Japan’s Takata Corp., which is caught in the biggest recall in automotive history, denied it had estimated the cost of its worldwide recall of its faulty airbags, after a Bloomberg report cited unidentified sources to say the company could face $24 billion in costs.

"We have not announced anything to the effect of the report, and it is untrue that we have calculated the estimated costs (of the recall)," the Tokyo-based company said in a statement Thursday, according to Channel News Asia.

On Wednesday, a source close to Takata told Bloomberg on the condition of anonymity that the company’s recall would involve 287.5 million air bag inflators. The source added that Takata and its automaker clients were still trying to work out how the costs would be shared.

Takata's shares plunged 20 percent after the report but were in positive territory Thursday, closing up 5.8 percent.

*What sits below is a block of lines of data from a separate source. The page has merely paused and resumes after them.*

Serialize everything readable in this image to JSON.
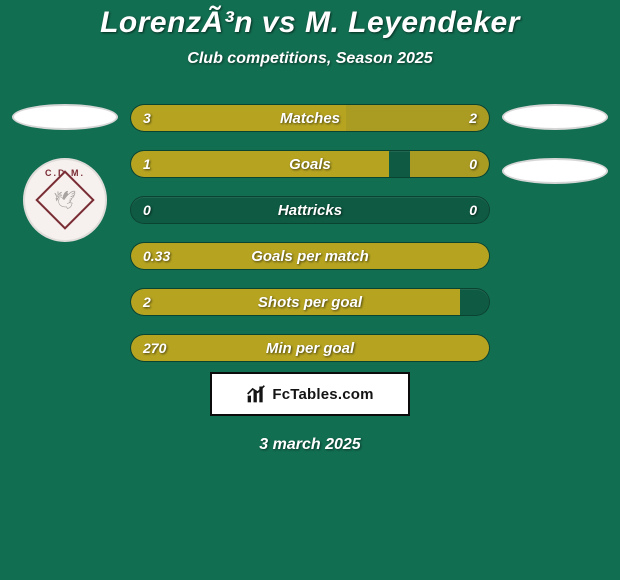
{
  "background_color": "#126e51",
  "text_color": "#ffffff",
  "title": "LorenzÃ³n vs M. Leyendeker",
  "title_fontsize": 30,
  "subtitle": "Club competitions, Season 2025",
  "subtitle_fontsize": 16,
  "date": "3 march 2025",
  "brand": {
    "text": "FcTables.com",
    "border_color": "#0b0b0b",
    "bg": "#ffffff",
    "text_color": "#141414"
  },
  "left_crest": {
    "arc_text": "C.D.M.",
    "border_color": "#7a2c34"
  },
  "bars": {
    "track_bg": "rgba(0,0,0,0.18)",
    "left_color": "#b6a421",
    "right_color": "#aa9b22",
    "rows": [
      {
        "label": "Matches",
        "left": "3",
        "right": "2",
        "left_pct": 60,
        "right_pct": 40
      },
      {
        "label": "Goals",
        "left": "1",
        "right": "0",
        "left_pct": 72,
        "right_pct": 22
      },
      {
        "label": "Hattricks",
        "left": "0",
        "right": "0",
        "left_pct": 0,
        "right_pct": 0
      },
      {
        "label": "Goals per match",
        "left": "0.33",
        "right": "",
        "left_pct": 100,
        "right_pct": 0
      },
      {
        "label": "Shots per goal",
        "left": "2",
        "right": "",
        "left_pct": 92,
        "right_pct": 0
      },
      {
        "label": "Min per goal",
        "left": "270",
        "right": "",
        "left_pct": 100,
        "right_pct": 0
      }
    ]
  }
}
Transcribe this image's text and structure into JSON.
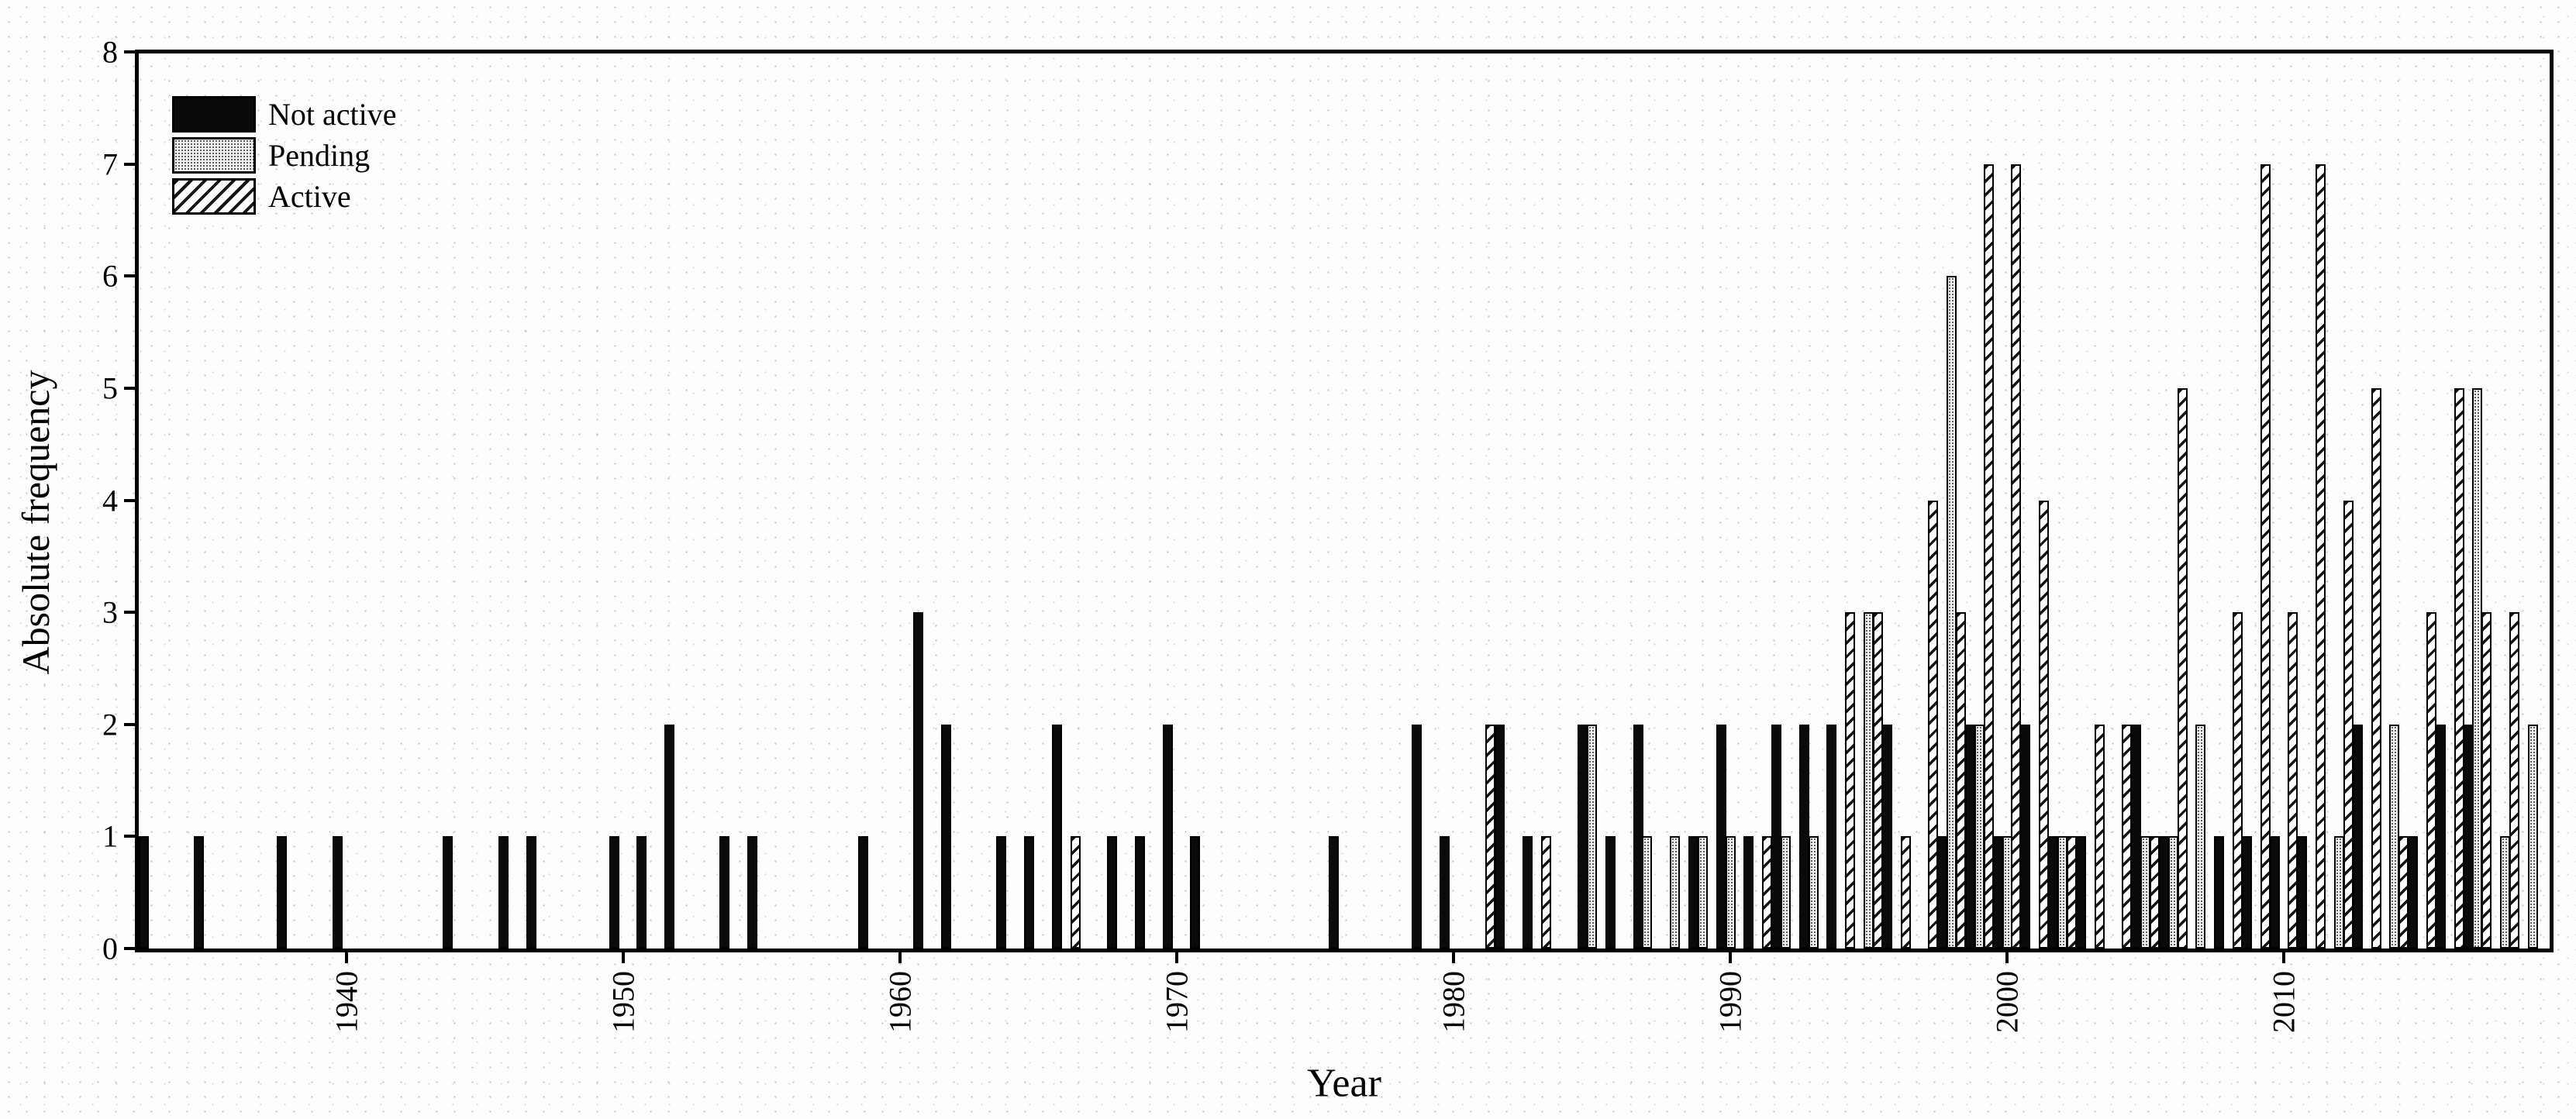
{
  "chart_data": {
    "type": "bar",
    "title": "",
    "xlabel": "Year",
    "ylabel": "Absolute frequency",
    "ylim": [
      0,
      8
    ],
    "yticks": [
      0,
      1,
      2,
      3,
      4,
      5,
      6,
      7,
      8
    ],
    "xticks": [
      1940,
      1950,
      1960,
      1970,
      1980,
      1990,
      2000,
      2010
    ],
    "x_range": [
      1932,
      2019.6
    ],
    "grid": false,
    "legend_position": "top-left",
    "bar_layout": "grouped-per-year",
    "series": [
      {
        "name": "Not active",
        "pattern": "solid",
        "color": "#0a0a0a",
        "data": [
          [
            1933,
            1
          ],
          [
            1935,
            1
          ],
          [
            1938,
            1
          ],
          [
            1940,
            1
          ],
          [
            1944,
            1
          ],
          [
            1946,
            1
          ],
          [
            1947,
            1
          ],
          [
            1950,
            1
          ],
          [
            1951,
            1
          ],
          [
            1952,
            2
          ],
          [
            1954,
            1
          ],
          [
            1955,
            1
          ],
          [
            1959,
            1
          ],
          [
            1961,
            3
          ],
          [
            1962,
            2
          ],
          [
            1964,
            1
          ],
          [
            1965,
            1
          ],
          [
            1966,
            2
          ],
          [
            1968,
            1
          ],
          [
            1969,
            1
          ],
          [
            1970,
            2
          ],
          [
            1971,
            1
          ],
          [
            1976,
            1
          ],
          [
            1979,
            2
          ],
          [
            1980,
            1
          ],
          [
            1982,
            2
          ],
          [
            1983,
            1
          ],
          [
            1985,
            2
          ],
          [
            1986,
            1
          ],
          [
            1987,
            2
          ],
          [
            1989,
            1
          ],
          [
            1990,
            2
          ],
          [
            1991,
            1
          ],
          [
            1992,
            2
          ],
          [
            1993,
            2
          ],
          [
            1994,
            2
          ],
          [
            1996,
            2
          ],
          [
            1998,
            1
          ],
          [
            1999,
            2
          ],
          [
            2000,
            1
          ],
          [
            2001,
            2
          ],
          [
            2002,
            1
          ],
          [
            2003,
            1
          ],
          [
            2005,
            2
          ],
          [
            2006,
            1
          ],
          [
            2008,
            1
          ],
          [
            2009,
            1
          ],
          [
            2010,
            1
          ],
          [
            2011,
            1
          ],
          [
            2013,
            2
          ],
          [
            2015,
            1
          ],
          [
            2016,
            2
          ],
          [
            2017,
            2
          ]
        ]
      },
      {
        "name": "Pending",
        "pattern": "dots",
        "color": "#efefef",
        "dot_color": "#2e2e2e",
        "data": [
          [
            1985,
            2
          ],
          [
            1987,
            1
          ],
          [
            1988,
            1
          ],
          [
            1989,
            1
          ],
          [
            1990,
            1
          ],
          [
            1992,
            1
          ],
          [
            1993,
            1
          ],
          [
            1995,
            3
          ],
          [
            1998,
            6
          ],
          [
            1999,
            2
          ],
          [
            2000,
            1
          ],
          [
            2002,
            1
          ],
          [
            2005,
            1
          ],
          [
            2006,
            1
          ],
          [
            2007,
            2
          ],
          [
            2012,
            1
          ],
          [
            2014,
            2
          ],
          [
            2017,
            5
          ],
          [
            2018,
            1
          ],
          [
            2019,
            2
          ]
        ]
      },
      {
        "name": "Active",
        "pattern": "diagonal-hatch",
        "color": "#ffffff",
        "hatch_color": "#141414",
        "data": [
          [
            1966,
            1
          ],
          [
            1981,
            2
          ],
          [
            1983,
            1
          ],
          [
            1991,
            1
          ],
          [
            1994,
            3
          ],
          [
            1995,
            3
          ],
          [
            1996,
            1
          ],
          [
            1997,
            4
          ],
          [
            1998,
            3
          ],
          [
            1999,
            7
          ],
          [
            2000,
            7
          ],
          [
            2001,
            4
          ],
          [
            2002,
            1
          ],
          [
            2003,
            2
          ],
          [
            2004,
            2
          ],
          [
            2005,
            1
          ],
          [
            2006,
            5
          ],
          [
            2008,
            3
          ],
          [
            2009,
            7
          ],
          [
            2010,
            3
          ],
          [
            2011,
            7
          ],
          [
            2012,
            4
          ],
          [
            2013,
            5
          ],
          [
            2014,
            1
          ],
          [
            2015,
            3
          ],
          [
            2016,
            5
          ],
          [
            2017,
            3
          ],
          [
            2018,
            3
          ]
        ]
      }
    ],
    "axis_color": "#000000"
  }
}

So far, the faulty air bags have been linked to 11 deaths and about 100 injuries, with nine of those deaths in the United States. The defective air bags have been known to explode with excessive force and shoot out metal shrapnel into the cabin of a car. The defect is caused by moisture seeping into the inflators, according to Orbital ATK, a Virginia-based research firm hired by a coalition of 10 U.S. automakers to investigate the issue.

Approximately 34 million vehicles are potentially affected in the U.S., and another 7 million have been recalled worldwide already. In November, Takata agreed to pay a fine of $70 million for safety violations to U.S. highways regulators — a penalty that could be increased up to $130 million.

Takata said it was difficult to determine the recall cost because the investigation into the cause of the exploding air bag inflators was still underway.